I have always been interested in looking for more adventurous snowsports destinations blending culture and adventure. I think I may have found my new destination!

Before organising a trip for my clients I thought I better go and check out this new destination. With that I booked two tickets for myself and my wife Lea.

So where is Macedonia? Well first we have to establish that I am writing about the Republic of Macedonia, one of the former republics of Yugoslavia. There is also a region bordering the Republic called Macedonia in Greece. This is the subject of much tension and not one I wish to explore in this blog.

Macedonia is in the southern Balkans and shares boarders with Kosovo, Serbia, Bulgaria, Greece and Albania. Its Capital city is Skopje and this is where our adventure began once leaving Luton on a Wizz air flight. Three and a half hours later you are in a vibrant and ethnically diverse country.


Alexander The Great is believed to have come from what is now the Republic of Macedonia


Macedonia has both Muslim and Orthodox Christian communities. In the region around Skopje and Popov Shapka the majority population are of Albanian decent with official signs written in both Macedonian Cyrillic and Albanian. This mix of culture left over from the Ottoman period results in a perfect blend of southern European and Turkish influence most obvious in the food.

Our local taxi driver (Baze) picked us up from Skopje airport and drove us the one hour journey up to Shapka. On route we took a short detour to the family of a Macedonian friend of mine (Dragi) who had organised home made red wine (Crno Vino) and Mastika (like ozzo) as a little welcome gift.

As we leave Skojpe the journey takes us past some beautiful villages that would not be out of place in an Alpine valley. The only one obvious difference is the villages were centred around a Mosque.


From Tevoto the road begins to wind up around hairpin bends as we climb higher. The snow on the side of the road is over a metre deep and getting deeper the higher we climb. After about 20 mins of what I will describe as a white knuckle ride we arrive in our destination Popov Shapka! The mountain a head looks wild and already I can see the adventurous opportunities. To our left is the main ski area which is a collection of old Poma lifts, chair lifts and a T bar. The place is rammer with weekend skiers in equipment that back in 1988 would have been top of the range.

After a bit of a struggle Baze get his taxi up to our accommodation. The grand hotel Slavjia!

We had an idea of what to expect having spent time in Hungary, Slovenia and Croatia in the past. However the hotel Slavija took the top prize for being the most run down hotel I have ever stayed in! It is clear to see that 30 years ago this would have been the pride of skiing in Yugoslavia, but it was also the last time it had a lick of paint. Despite the very run down accommodation the staff running the place were nothing but helpful. Having exhausted my limited Serbo / Croatian I switched to English but to no avail. So my last attempt was the wild card……German. Much to my delight two of the staff spoke very good conversational German having previously worked in Switzerland.
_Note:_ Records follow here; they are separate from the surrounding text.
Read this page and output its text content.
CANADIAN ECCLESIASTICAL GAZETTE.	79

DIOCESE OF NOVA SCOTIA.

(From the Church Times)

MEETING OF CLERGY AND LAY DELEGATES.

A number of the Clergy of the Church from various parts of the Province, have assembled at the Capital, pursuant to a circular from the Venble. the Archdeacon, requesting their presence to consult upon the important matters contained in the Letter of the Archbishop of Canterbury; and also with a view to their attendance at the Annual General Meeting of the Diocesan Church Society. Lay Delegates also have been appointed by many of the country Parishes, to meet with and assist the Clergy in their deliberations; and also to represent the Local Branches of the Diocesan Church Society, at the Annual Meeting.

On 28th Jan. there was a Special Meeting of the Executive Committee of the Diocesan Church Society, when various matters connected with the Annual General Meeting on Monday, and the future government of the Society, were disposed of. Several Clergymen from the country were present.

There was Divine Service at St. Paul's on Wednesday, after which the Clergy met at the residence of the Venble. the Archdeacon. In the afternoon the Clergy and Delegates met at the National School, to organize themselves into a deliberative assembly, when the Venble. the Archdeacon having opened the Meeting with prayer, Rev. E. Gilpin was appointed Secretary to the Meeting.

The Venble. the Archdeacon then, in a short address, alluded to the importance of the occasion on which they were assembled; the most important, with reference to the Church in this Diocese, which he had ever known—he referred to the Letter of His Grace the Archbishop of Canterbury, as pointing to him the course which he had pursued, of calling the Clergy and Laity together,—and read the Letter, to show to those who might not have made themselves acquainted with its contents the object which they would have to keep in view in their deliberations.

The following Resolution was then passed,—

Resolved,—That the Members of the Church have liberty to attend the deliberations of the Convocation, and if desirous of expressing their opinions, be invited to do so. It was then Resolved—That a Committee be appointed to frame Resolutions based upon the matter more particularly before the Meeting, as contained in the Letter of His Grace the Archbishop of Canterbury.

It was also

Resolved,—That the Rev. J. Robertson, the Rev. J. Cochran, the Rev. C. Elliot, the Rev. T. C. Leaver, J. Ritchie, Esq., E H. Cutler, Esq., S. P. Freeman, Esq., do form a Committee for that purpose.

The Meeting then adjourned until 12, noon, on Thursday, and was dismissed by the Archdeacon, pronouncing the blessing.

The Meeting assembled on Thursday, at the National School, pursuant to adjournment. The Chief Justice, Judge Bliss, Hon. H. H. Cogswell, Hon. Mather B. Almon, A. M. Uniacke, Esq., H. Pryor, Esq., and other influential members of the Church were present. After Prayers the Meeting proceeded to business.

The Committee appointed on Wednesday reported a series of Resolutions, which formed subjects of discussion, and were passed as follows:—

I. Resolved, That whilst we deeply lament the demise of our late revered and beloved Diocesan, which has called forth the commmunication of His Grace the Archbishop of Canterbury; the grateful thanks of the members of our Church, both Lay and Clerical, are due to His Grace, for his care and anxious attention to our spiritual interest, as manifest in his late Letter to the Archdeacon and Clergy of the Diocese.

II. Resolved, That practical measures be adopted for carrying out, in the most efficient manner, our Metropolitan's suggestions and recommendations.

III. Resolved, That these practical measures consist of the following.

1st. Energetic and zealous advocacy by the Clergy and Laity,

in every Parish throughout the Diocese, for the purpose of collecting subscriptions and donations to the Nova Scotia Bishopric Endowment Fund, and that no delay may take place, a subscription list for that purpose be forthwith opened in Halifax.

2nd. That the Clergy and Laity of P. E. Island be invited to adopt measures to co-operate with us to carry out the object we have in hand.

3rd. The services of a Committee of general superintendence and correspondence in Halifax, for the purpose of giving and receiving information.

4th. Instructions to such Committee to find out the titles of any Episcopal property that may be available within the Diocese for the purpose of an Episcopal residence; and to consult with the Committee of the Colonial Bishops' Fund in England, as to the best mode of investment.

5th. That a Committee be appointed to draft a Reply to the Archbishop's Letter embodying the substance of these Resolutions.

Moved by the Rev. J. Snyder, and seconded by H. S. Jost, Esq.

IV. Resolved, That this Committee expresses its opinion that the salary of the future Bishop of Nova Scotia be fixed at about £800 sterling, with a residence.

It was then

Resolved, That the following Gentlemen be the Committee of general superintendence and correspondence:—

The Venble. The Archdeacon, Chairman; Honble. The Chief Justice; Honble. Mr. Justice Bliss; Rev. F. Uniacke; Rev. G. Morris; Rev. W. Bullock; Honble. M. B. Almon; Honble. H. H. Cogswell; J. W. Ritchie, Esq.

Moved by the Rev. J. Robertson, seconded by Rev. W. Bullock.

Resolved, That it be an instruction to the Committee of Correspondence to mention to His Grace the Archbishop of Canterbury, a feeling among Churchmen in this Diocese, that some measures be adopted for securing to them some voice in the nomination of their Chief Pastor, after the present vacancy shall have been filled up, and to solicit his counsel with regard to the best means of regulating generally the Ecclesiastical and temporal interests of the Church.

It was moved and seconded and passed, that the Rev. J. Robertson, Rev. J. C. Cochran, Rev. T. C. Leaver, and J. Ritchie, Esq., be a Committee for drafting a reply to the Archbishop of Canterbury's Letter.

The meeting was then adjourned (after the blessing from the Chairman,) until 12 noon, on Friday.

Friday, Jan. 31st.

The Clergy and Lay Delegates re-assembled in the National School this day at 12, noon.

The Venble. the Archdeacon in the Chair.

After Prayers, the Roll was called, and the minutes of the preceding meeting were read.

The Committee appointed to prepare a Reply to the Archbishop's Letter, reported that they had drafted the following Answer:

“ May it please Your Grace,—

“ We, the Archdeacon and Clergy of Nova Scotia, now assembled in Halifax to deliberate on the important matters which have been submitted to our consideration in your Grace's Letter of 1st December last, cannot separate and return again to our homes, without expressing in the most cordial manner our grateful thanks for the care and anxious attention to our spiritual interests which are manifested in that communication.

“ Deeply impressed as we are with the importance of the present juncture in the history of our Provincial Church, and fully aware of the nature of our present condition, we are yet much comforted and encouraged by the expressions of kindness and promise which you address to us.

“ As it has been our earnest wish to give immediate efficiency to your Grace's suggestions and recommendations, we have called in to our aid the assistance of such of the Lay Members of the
Food in the hotel was really very good and typically Balkan. Lots of fresh salads, white cheese and grilled meats. Bar was unbelievably cheap with a half litre of wine coming in at around £2.50.

The Skiing


The night skiing on a floodlit piste ( 7 – 10pm) came in at a whopping € 5.00.

Next morning waking up to fresh snow we make our way down to the lift pass office (porto cabin) and purchased a day ticket at €15.00. The pisted area is not huge and serviced by old but functional lifts. Terrain is quite interesting with lots of ” just of the piste” off piste. Ideal for developing all terrain skills. There are……well basically NO on slope facilities (restaurants and toilets) apart from a few shacks and a place to get coffee.

The closest thing to a restaurant up the mountain was an on the slope bazaar selling crisps, nuts and bottled drinks. Toilets……portaloo!


A long cold chairlift takes skiers and snowboarders high up on the the main peak. It is here that the opportunities for off piste and freeride became obvious. A loosely marked piste meanders down the mountain but either side awaits a mix of powder bowls, steep gullies and tree skiing. With a set of skins or snowshoes the more adventurous rider would be in heaven. I did spot a British group with their guides out enjoying the terrain. They where using the local cat skiing service (a mechanised alternative to heli skiing) to access some more remote areas.

In summary Popov Shapka has huge potential and is great mountain to ski. The facilities are old and the standard of accommodation is like nothing you would have seen before. Creature comforts are not high on the list! This would not be for everyone and only the open minded should consider it. The cultural experience is a refreshing change from the normal snowsports vacation. Would I bring my kids here….no. Will I be back…..yes!